— Домна? Домна?..
Из зеленого забытья перешла она в полузабытье синее, а уже оттуда — в полыхавшую розовыми отсветами избу. Из-под нее вытаскивали Саньку, несчастного пильщика.
— Притомилась я… Ты, Тоня?
— Ды не, Марыся гэта.
— А, Маруся. Гоши поесть.
— Ды гатова все, вас чакаем, тетка Домна. Давайте вашу вопратку.
Домна дала себя раздеть, дала усадить за стол и тут только рассмотрела женщину, пришедшую с сестрой. Какая женщина — девчушка молоденькая! Была она как писаная: с распущенными по плечам льняными волосами, пригоженькая, чистенькая, беленькая до прозрачности. А по щекам уже прошли бледные морщинки, смешные такие. Глаза сильно голубым подведены, не бывает на самом деле таких глаз. Совсем тонкие уши просвечивали, и в мочках их покачивались крохотные ракушки. Домну так притянули эти ракушки, что даже рукой потрогала — не мерещится ли ей? Нет, не мерещилось.
— Гли-ко, как со дна Шексны…
Уже поела жидкой кашицы с картошкой, уже Марыся, как хозяйка, подала морковный чай, когда она вспомнила:
— А гостинец-то? Гостинец!
Всех проворней оказался Венька — он принес. Домна развязала концы платка и достала сверток. Зашелестела обертка, выкатилось на ладонь несколько крупных пшеничных зерен, и вот она, белая сладость! В одно мгновение сползлась, сбежалась ребятня за стол — четыре лохматых головенки, четыре шмыгающих от нетерпения носа. И четыре взрослые женщины, которые тоже с детским удивлением смотрели на сахар. Кусочками хрупкого льда предстал он в отсветах вновь разгоревшихся дров, мог растаять, растопиться, изойти паром. Домна сверху другой ладонью эти ледышки прикрыла — не допустим, мол, растаять, не дадим.
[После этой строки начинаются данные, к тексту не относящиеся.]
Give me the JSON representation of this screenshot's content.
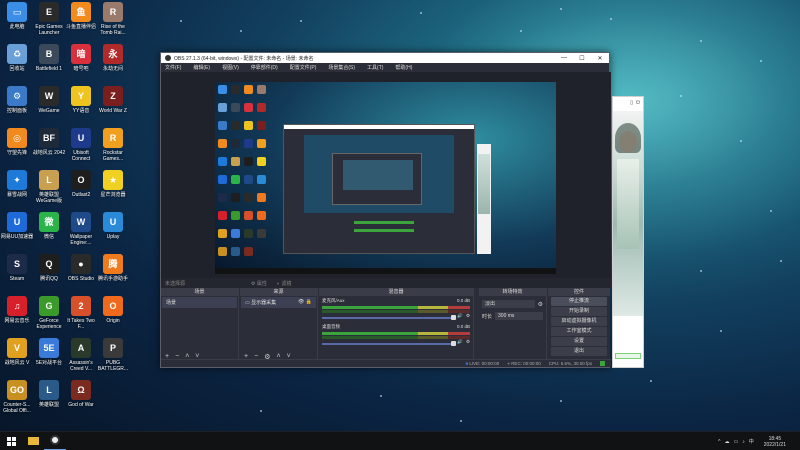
{
  "desktop": {
    "icons": [
      {
        "label": "此电脑",
        "color": "#3a8ee6",
        "glyph": "▭"
      },
      {
        "label": "Epic Games Launcher",
        "color": "#2a2a2a",
        "glyph": "E"
      },
      {
        "label": "斗鱼直播伴侣",
        "color": "#f28a1e",
        "glyph": "鱼"
      },
      {
        "label": "Rise of the Tomb Rai...",
        "color": "#9a7a6a",
        "glyph": "R"
      },
      {
        "label": "回收站",
        "color": "#6aa0d8",
        "glyph": "♻"
      },
      {
        "label": "Battlefield 1",
        "color": "#3a4a5a",
        "glyph": "B"
      },
      {
        "label": "暗号吧",
        "color": "#d8303c",
        "glyph": "暗"
      },
      {
        "label": "永劫无间",
        "color": "#b02a2a",
        "glyph": "永"
      },
      {
        "label": "控制面板",
        "color": "#3a7ac8",
        "glyph": "⚙"
      },
      {
        "label": "WeGame",
        "color": "#2a2a2a",
        "glyph": "W"
      },
      {
        "label": "YY语音",
        "color": "#f0c420",
        "glyph": "Y"
      },
      {
        "label": "World War Z",
        "color": "#7a1e1e",
        "glyph": "Z"
      },
      {
        "label": "守望先锋",
        "color": "#f08a1e",
        "glyph": "◎"
      },
      {
        "label": "战地风云 2042",
        "color": "#1e2a3a",
        "glyph": "BF"
      },
      {
        "label": "Ubisoft Connect",
        "color": "#1e3a8a",
        "glyph": "U"
      },
      {
        "label": "Rockstar Games...",
        "color": "#f0a01e",
        "glyph": "R"
      },
      {
        "label": "暴雪战网",
        "color": "#1e7ad8",
        "glyph": "✦"
      },
      {
        "label": "英雄联盟 WeGame版",
        "color": "#c8a050",
        "glyph": "L"
      },
      {
        "label": "Outlast2",
        "color": "#1e1e1e",
        "glyph": "O"
      },
      {
        "label": "星芒浏览器",
        "color": "#f0d020",
        "glyph": "★"
      },
      {
        "label": "网易UU加速器",
        "color": "#1e6ad8",
        "glyph": "U"
      },
      {
        "label": "微信",
        "color": "#2ab44a",
        "glyph": "微"
      },
      {
        "label": "Wallpaper Engine:...",
        "color": "#1e4a8a",
        "glyph": "W"
      },
      {
        "label": "Uplay",
        "color": "#2a8ad8",
        "glyph": "U"
      },
      {
        "label": "Steam",
        "color": "#1e2a4a",
        "glyph": "S"
      },
      {
        "label": "腾讯QQ",
        "color": "#1e1e1e",
        "glyph": "Q"
      },
      {
        "label": "OBS Studio",
        "color": "#2a2a2a",
        "glyph": "●"
      },
      {
        "label": "腾讯手游助手",
        "color": "#f07a1e",
        "glyph": "腾"
      },
      {
        "label": "网易云音乐",
        "color": "#d8202a",
        "glyph": "♫"
      },
      {
        "label": "GeForce Experience",
        "color": "#3a9a2a",
        "glyph": "G"
      },
      {
        "label": "It Takes Two F...",
        "color": "#d8502a",
        "glyph": "2"
      },
      {
        "label": "Origin",
        "color": "#f06a1e",
        "glyph": "O"
      },
      {
        "label": "战地风云 V",
        "color": "#e0a020",
        "glyph": "V"
      },
      {
        "label": "5E对战平台",
        "color": "#3a7ad8",
        "glyph": "5E"
      },
      {
        "label": "Assassin's Creed V...",
        "color": "#2a3a2a",
        "glyph": "A"
      },
      {
        "label": "PUBG BATTLEGR...",
        "color": "#3a3a3a",
        "glyph": "P"
      },
      {
        "label": "Counter-S... Global Offi...",
        "color": "#c89020",
        "glyph": "GO"
      },
      {
        "label": "英雄联盟",
        "color": "#2a5a8a",
        "glyph": "L"
      },
      {
        "label": "God of War",
        "color": "#7a2a1e",
        "glyph": "Ω"
      }
    ]
  },
  "obs": {
    "title": "OBS 27.1.3 (64-bit, windows) - 配置文件: 未命名 - 场景: 未命名",
    "menu": [
      "文件(F)",
      "编辑(E)",
      "视图(V)",
      "停靠部件(D)",
      "配置文件(P)",
      "场景集合(S)",
      "工具(T)",
      "帮助(H)"
    ],
    "window_controls": [
      "—",
      "☐",
      "✕"
    ],
    "preview_bar": [
      "未选择源",
      "属性",
      "滤镜"
    ],
    "docks": {
      "scenes": {
        "title": "场景",
        "items": [
          "场景"
        ]
      },
      "sources": {
        "title": "来源",
        "items": [
          "显示器采集"
        ]
      },
      "mixer": {
        "title": "混音器",
        "tracks": [
          {
            "name": "麦克风/Aux",
            "db": "0.0 dB"
          },
          {
            "name": "桌面音频",
            "db": "0.0 dB"
          }
        ]
      },
      "transitions": {
        "title": "转场特效",
        "type": "淡出",
        "duration_label": "时长",
        "duration": "300 ms"
      },
      "controls": {
        "title": "控件",
        "buttons": [
          "停止推流",
          "开始录制",
          "启动虚拟摄像机",
          "工作室模式",
          "设置",
          "退出"
        ]
      }
    },
    "status": [
      "LIVE: 00:00:00",
      "REC: 00:00:00",
      "CPU: 6.6%, 30.00 fps"
    ]
  },
  "taskbar": {
    "time": "18:45",
    "date": "2022/1/21",
    "lang": "中",
    "tray": [
      "^",
      "☁",
      "▭",
      "♪",
      "中"
    ]
  }
}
— Восемь, и нас восемь, гли-ко! — подивилась она счастливому совпадению. — Это Саньке, тупозубому пильщику, — принялась считать, — это Веньке, это Юрию, это Юрасику, это мне… Мне, — испуганно прихлопнула свободной ладонью свой кусок, — это Марусе-хозяйке, это Тоне, а этот последыш тебе… Ты-то кто? — посмотрела она без радости на новую гостью.
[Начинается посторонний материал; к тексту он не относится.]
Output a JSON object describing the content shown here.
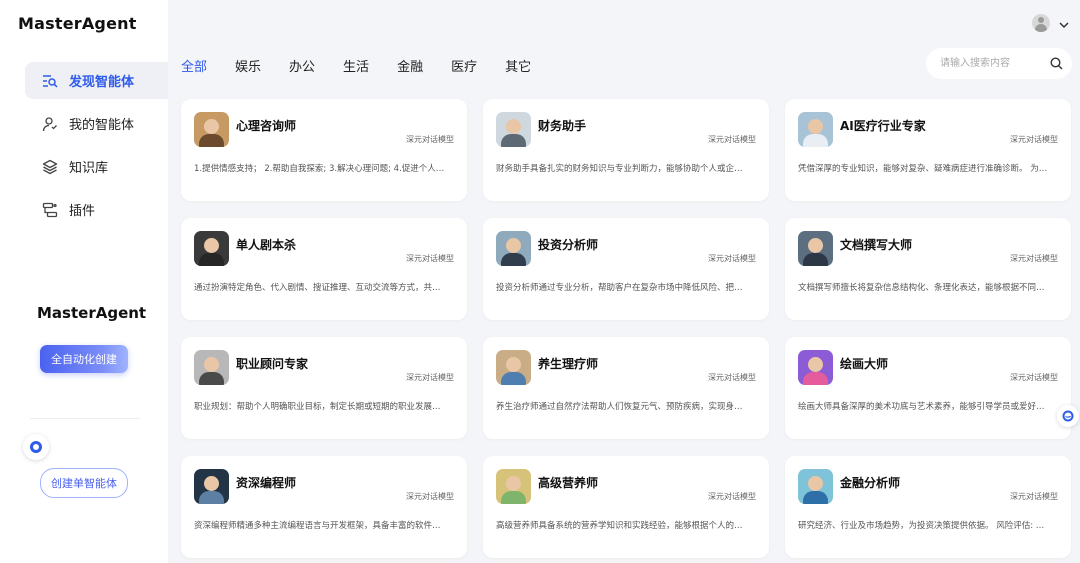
{
  "app": {
    "logo": "MasterAgent"
  },
  "sidebar": {
    "items": [
      {
        "label": "发现智能体",
        "icon": "discover-icon",
        "active": true
      },
      {
        "label": "我的智能体",
        "icon": "user-agent-icon",
        "active": false
      },
      {
        "label": "知识库",
        "icon": "layers-icon",
        "active": false
      },
      {
        "label": "插件",
        "icon": "plugin-icon",
        "active": false
      }
    ],
    "promo_logo": "MasterAgent",
    "auto_create_label": "全自动化创建",
    "single_create_label": "创建单智能体"
  },
  "tabs": [
    {
      "label": "全部",
      "active": true
    },
    {
      "label": "娱乐",
      "active": false
    },
    {
      "label": "办公",
      "active": false
    },
    {
      "label": "生活",
      "active": false
    },
    {
      "label": "金融",
      "active": false
    },
    {
      "label": "医疗",
      "active": false
    },
    {
      "label": "其它",
      "active": false
    }
  ],
  "search": {
    "placeholder": "请输入搜索内容"
  },
  "cards": [
    {
      "name": "心理咨询师",
      "model": "深元对话模型",
      "desc": "1.提供情感支持； 2.帮助自我探索; 3.解决心理问题; 4.促进个人…",
      "bg": "#c79a64",
      "shirt": "#6b4a2d"
    },
    {
      "name": "财务助手",
      "model": "深元对话模型",
      "desc": "财务助手具备扎实的财务知识与专业判断力，能够协助个人或企…",
      "bg": "#cfd8de",
      "shirt": "#5d6a75"
    },
    {
      "name": "AI医疗行业专家",
      "model": "深元对话模型",
      "desc": "凭借深厚的专业知识，能够对复杂、疑难病症进行准确诊断。 为…",
      "bg": "#a9c3d6",
      "shirt": "#e8eef3"
    },
    {
      "name": "单人剧本杀",
      "model": "深元对话模型",
      "desc": "通过扮演特定角色、代入剧情、搜证推理、互动交流等方式，共…",
      "bg": "#3a3a3a",
      "shirt": "#262626"
    },
    {
      "name": "投资分析师",
      "model": "深元对话模型",
      "desc": "投资分析师通过专业分析，帮助客户在复杂市场中降低风险、把…",
      "bg": "#8fa9bd",
      "shirt": "#2f3d4d"
    },
    {
      "name": "文档撰写大师",
      "model": "深元对话模型",
      "desc": "文档撰写师擅长将复杂信息结构化、条理化表达，能够根据不同…",
      "bg": "#5b6f80",
      "shirt": "#2c3846"
    },
    {
      "name": "职业顾问专家",
      "model": "深元对话模型",
      "desc": "职业规划：帮助个人明确职业目标，制定长期或短期的职业发展…",
      "bg": "#b8b8b8",
      "shirt": "#4a4a4a"
    },
    {
      "name": "养生理疗师",
      "model": "深元对话模型",
      "desc": "养生治疗师通过自然疗法帮助人们恢复元气、预防疾病，实现身…",
      "bg": "#c9ad86",
      "shirt": "#4f7fb0"
    },
    {
      "name": "绘画大师",
      "model": "深元对话模型",
      "desc": "绘画大师具备深厚的美术功底与艺术素养，能够引导学员或爱好…",
      "bg": "#8c5bd6",
      "shirt": "#e45c9c"
    },
    {
      "name": "资深编程师",
      "model": "深元对话模型",
      "desc": "资深编程师精通多种主流编程语言与开发框架，具备丰富的软件…",
      "bg": "#243447",
      "shirt": "#5c7fa3"
    },
    {
      "name": "高级营养师",
      "model": "深元对话模型",
      "desc": "高级营养师具备系统的营养学知识和实践经验，能够根据个人的…",
      "bg": "#d7c27a",
      "shirt": "#7fb56a"
    },
    {
      "name": "金融分析师",
      "model": "深元对话模型",
      "desc": "研究经济、行业及市场趋势，为投资决策提供依据。 风险评估: …",
      "bg": "#7fc3d9",
      "shirt": "#2f6fa8"
    }
  ]
}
— Айно я, — впервые та подала голос, прошелестела сухими прозрачными губами. — Айно из Ома-Сельги.
— Совсем какая-то некрещеная.
— Да крещеная, — заискивающе подсказала Тоня. — Карелка она. Вместе бежали, вместе сюда добирались. Лесникова дочка, в глуши жили, и говорить-то почти не умеет. Только что про дом да про свою сельгу, деревню, значит…
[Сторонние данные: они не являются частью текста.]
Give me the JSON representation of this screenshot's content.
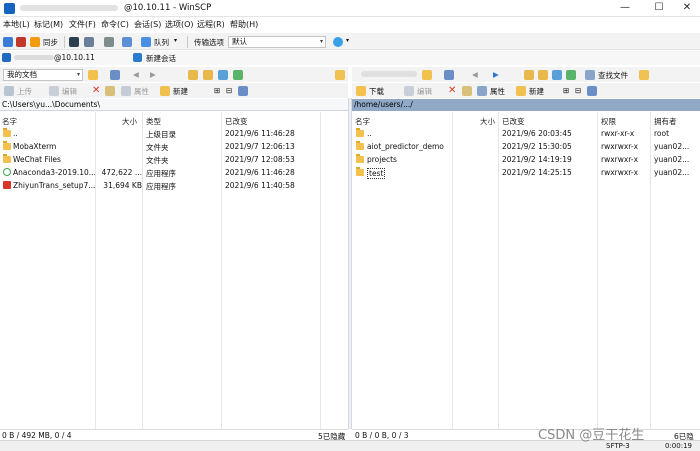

Ее объяснений уже никто не слушал. Марыся принесла самовар и разлила по чашкам желтый морковный чай. Малышня так громко причмокивала, прихлебывала, что стало не до разговоров. Да и сама Домна, откусывая от куска по крошке, гоняла чашку за чашкой. Ее промерзлое нутро отогревалось, отходило от забот, она даже посмеялась:
— Наказание, да и только. Чаи попиваем!
После третьей чашки у нее уцелела еще добрая половина куска. И остальные женщины, стыдливо потупясь, протянули свои огрызочки. Домна завязала все это обратно в платок и уже расслабленно, гостеприимно, как в былые времена при встрече дорогих гостей, спросила:
— Как доехали-то?
— Не ехали — бежали от города к городу, — не как добрая гостья, а как разобиженный человек ответила Тоня.
— Ну ладно. А ребятенок? Слышала, был у тебя.
— Был, все было… и быльем поросло. Ребеночка я в Тихвине схоронила. На кладбище умер, на кладбище и закопала.
— Ой, господи! Да чего на кладбище-то? Чего? — не понравились Домне ее скупые ответы.
— За крестами от бомбежки хоронились, там я его и прикопала к чужой могиле.
— Совсем дурная! Чего к чужой было?..
— Нечем было копать, некогда. Под надгробием ямку руками выгребла, положила…
Расспрашивать дальше у Домны не хватило духу. Вздохнула и потопала за перегородку, зная, что ребятня и без нее на печь залезет — привычные. А, все остальные пусть укладываются по лавкам.
Но Тоня и глаза закрыть не дала, следом пришла.
— Уж и не знаю, как сказать… — начала она, присаживаясь на кровать.
— Завтра скажешь, — пошевелила губами Домна. — Опять мне ведь в лес ехать поутру. Спать давай.
— Дело такое… Кузьму я видела.
— Да ты в уме ли, Лутонька?! Да ты чего молчала, окаянная? — вскинулась она так, что кровать ухнула.